Copyright: © 2013 Connors KP, et al. This is an open-access article distributed under the terms of the Creative Commons Attribution License, which permits unrestricted use, distribution, and reproduction in any medium, provided the original author and source are credited.

 

Abstract

With an absence of new antibiotics in the pipeline to address increasing resistance among gram-positive and gram-negative bacteria, new strategies are needed to retain utilization of currently available agents. As recommended in current guidelines for antimicrobial stewardship, dosage optimization through consideration of antibiotic pharmacodynamics provides a formidable approach to making good antibiotics better. Knowledge of the relationship between antibiotic concentration to microbiological potency and its effect on antibacterial activity leads to the design of dosing regimens that optimize killing of bacteria in the clinical setting.
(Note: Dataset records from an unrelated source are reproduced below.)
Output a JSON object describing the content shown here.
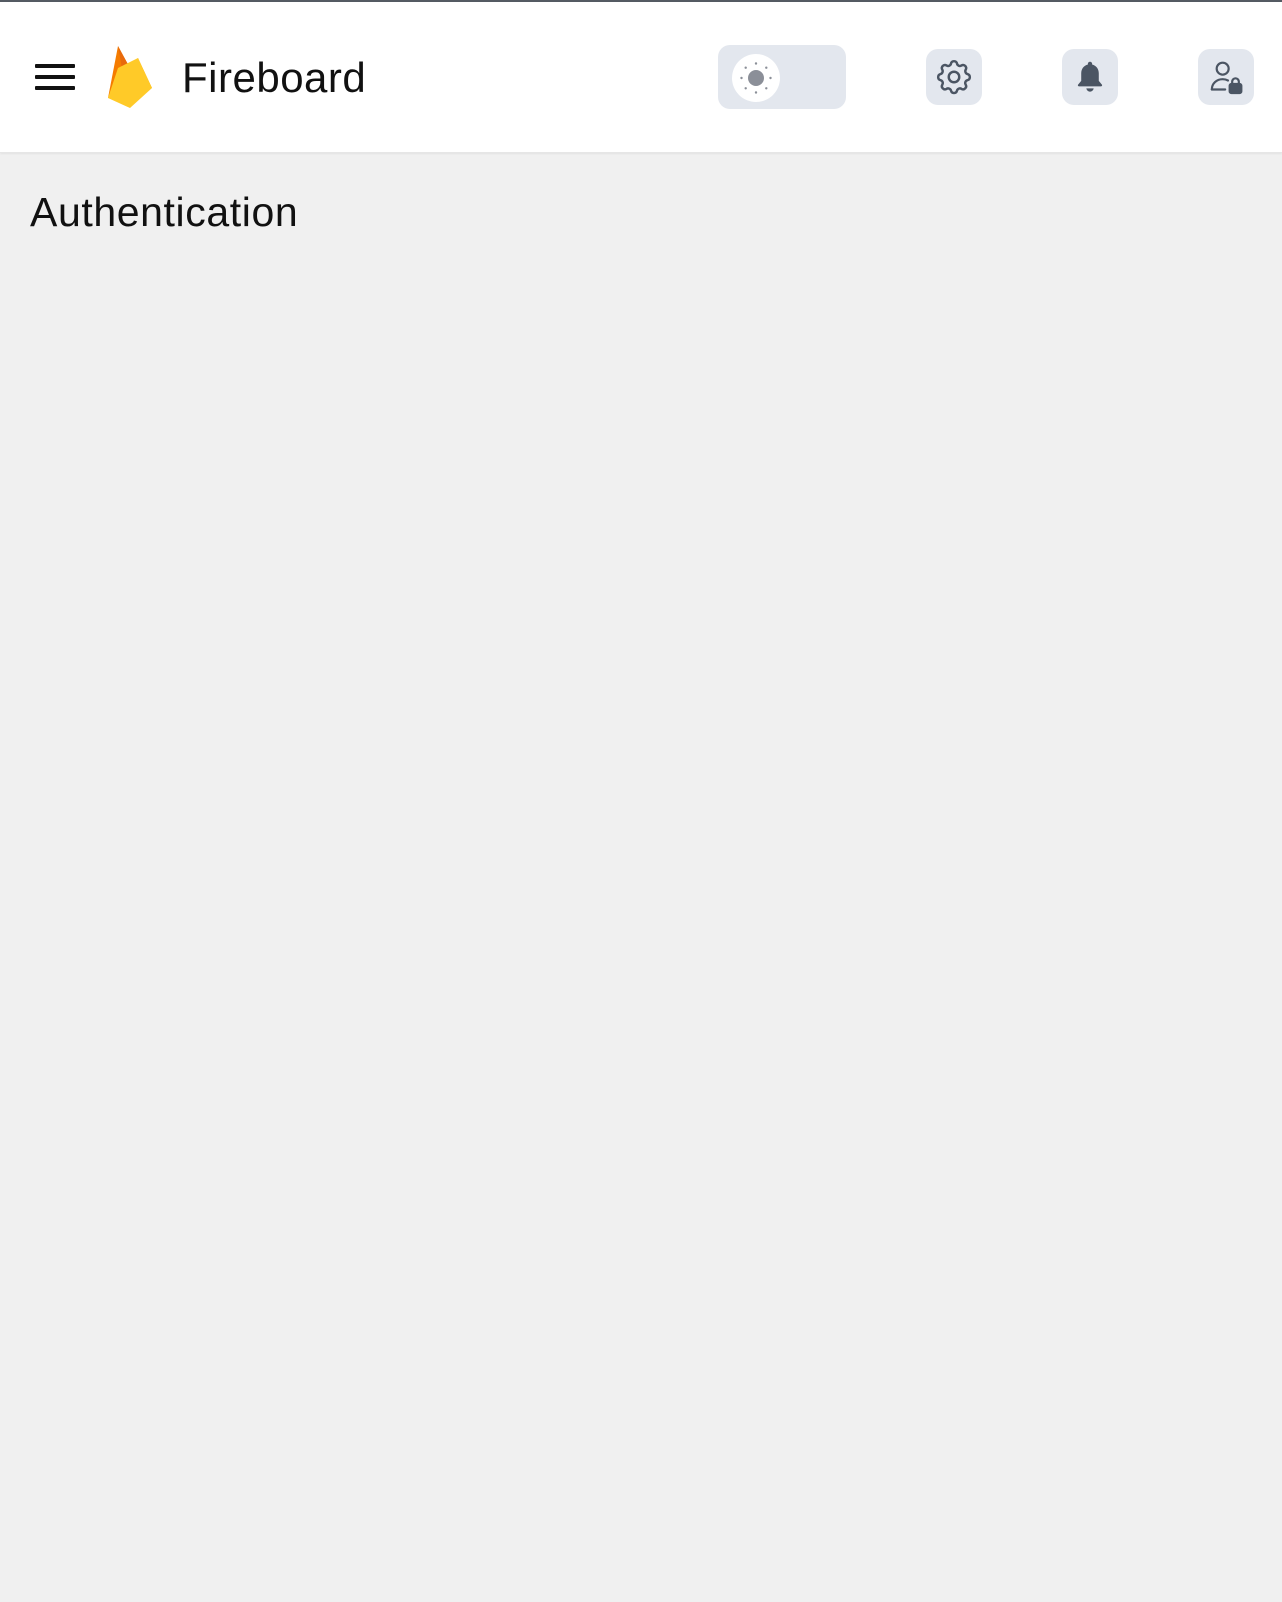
{
  "app": {
    "title": "Fireboard"
  },
  "header": {
    "menu_icon": "hamburger-menu-icon",
    "logo_icon": "firebase-flame-logo",
    "theme_toggle": {
      "icon": "sun-icon",
      "state": "light"
    },
    "actions": [
      {
        "name": "settings",
        "icon": "gear-icon"
      },
      {
        "name": "notifications",
        "icon": "bell-icon"
      },
      {
        "name": "account",
        "icon": "user-lock-icon"
      }
    ]
  },
  "page": {
    "title": "Authentication"
  },
  "colors": {
    "background": "#f0f0f0",
    "header_background": "#ffffff",
    "button_background": "#e3e7ee",
    "icon_color": "#4b5563",
    "flame_orange": "#f57c00",
    "flame_yellow": "#ffca28",
    "flame_amber": "#ffa000"
  }
}
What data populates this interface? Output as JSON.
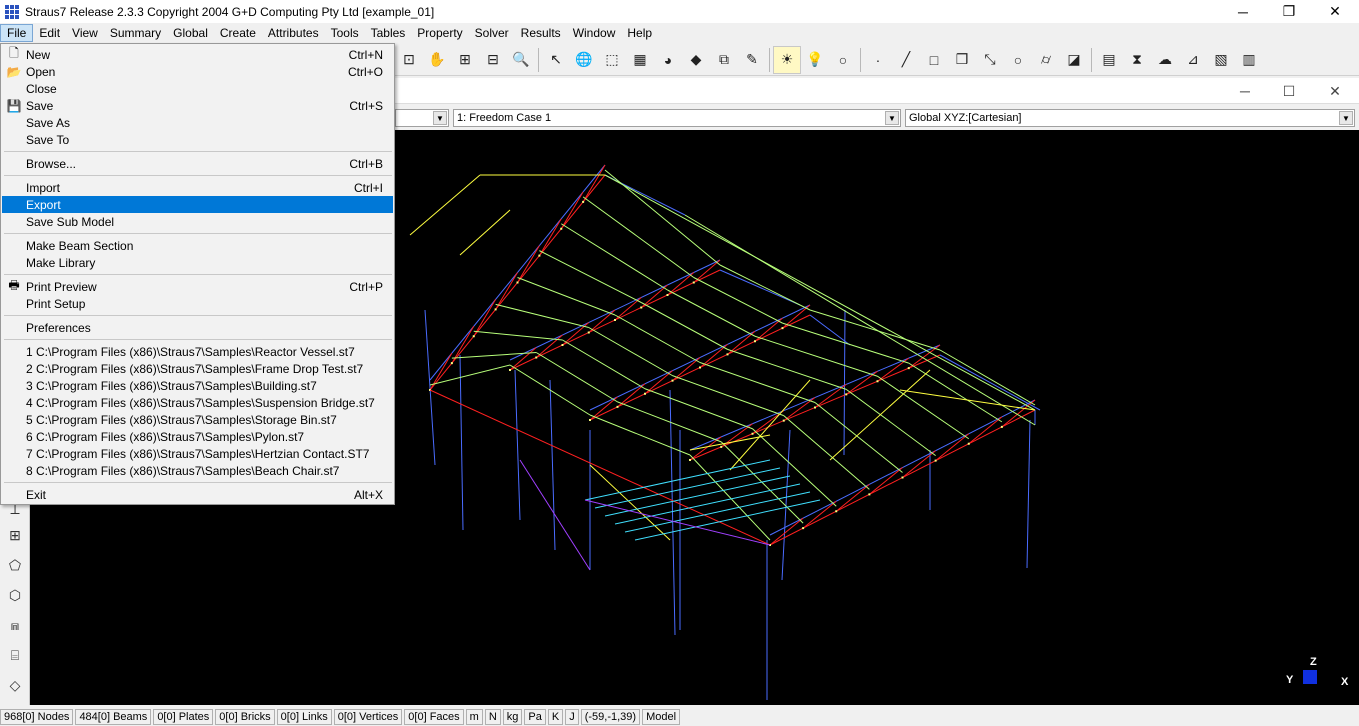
{
  "window": {
    "title": "Straus7 Release 2.3.3 Copyright 2004 G+D Computing Pty Ltd [example_01]"
  },
  "menubar": {
    "items": [
      "File",
      "Edit",
      "View",
      "Summary",
      "Global",
      "Create",
      "Attributes",
      "Tools",
      "Tables",
      "Property",
      "Solver",
      "Results",
      "Window",
      "Help"
    ]
  },
  "file_menu": {
    "new": {
      "label": "New",
      "shortcut": "Ctrl+N"
    },
    "open": {
      "label": "Open",
      "shortcut": "Ctrl+O"
    },
    "close": {
      "label": "Close"
    },
    "save": {
      "label": "Save",
      "shortcut": "Ctrl+S"
    },
    "save_as": {
      "label": "Save As"
    },
    "save_to": {
      "label": "Save To"
    },
    "browse": {
      "label": "Browse...",
      "shortcut": "Ctrl+B"
    },
    "import": {
      "label": "Import",
      "shortcut": "Ctrl+I"
    },
    "export": {
      "label": "Export"
    },
    "save_sub_model": {
      "label": "Save Sub Model"
    },
    "make_beam_section": {
      "label": "Make Beam Section"
    },
    "make_library": {
      "label": "Make Library"
    },
    "print_preview": {
      "label": "Print Preview",
      "shortcut": "Ctrl+P"
    },
    "print_setup": {
      "label": "Print Setup"
    },
    "preferences": {
      "label": "Preferences"
    },
    "recent": [
      "1 C:\\Program Files (x86)\\Straus7\\Samples\\Reactor Vessel.st7",
      "2 C:\\Program Files (x86)\\Straus7\\Samples\\Frame Drop Test.st7",
      "3 C:\\Program Files (x86)\\Straus7\\Samples\\Building.st7",
      "4 C:\\Program Files (x86)\\Straus7\\Samples\\Suspension Bridge.st7",
      "5 C:\\Program Files (x86)\\Straus7\\Samples\\Storage Bin.st7",
      "6 C:\\Program Files (x86)\\Straus7\\Samples\\Pylon.st7",
      "7 C:\\Program Files (x86)\\Straus7\\Samples\\Hertzian Contact.ST7",
      "8 C:\\Program Files (x86)\\Straus7\\Samples\\Beach Chair.st7"
    ],
    "exit": {
      "label": "Exit",
      "shortcut": "Alt+X"
    }
  },
  "combos": {
    "freedom_case": "1: Freedom Case 1",
    "ucs": "Global XYZ:[Cartesian]"
  },
  "triad": {
    "x": "X",
    "y": "Y",
    "z": "Z"
  },
  "status": {
    "cells": [
      "968[0] Nodes",
      "484[0] Beams",
      "0[0] Plates",
      "0[0] Bricks",
      "0[0] Links",
      "0[0] Vertices",
      "0[0] Faces",
      "m",
      "N",
      "kg",
      "Pa",
      "K",
      "J",
      "(-59,-1,39)",
      "Model"
    ]
  },
  "colors": {
    "viewport_bg": "#000000",
    "column_blue": "#4a6cff",
    "rafter_red": "#ff2020",
    "purlin_green": "#b8ff7a",
    "brace_yellow": "#ffff40",
    "node_yellow": "#ffff80",
    "menu_highlight": "#0078d7"
  }
}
The activity of aminoglycosides is dependent on maximizing peak free drug concentrations in relation to their minimum inhibitory concentration (MIC), so giving larger doses less frequently has become the gold-standard strategy for optimizing their pharmacodynamics. In contrast, the activity of β-lactam antibiotics is dependent on maximizing the time that free drug concentrations remain above the MIC; numerous approaches including continuous and prolonged infusion of these agents enable optimization of this pharmacodynamics parameter and improve clinical outcomes. This review discussed pharmacodynamics concepts as applied clinically for aminoglycosides, β-lactams, and other classes of antibiotics.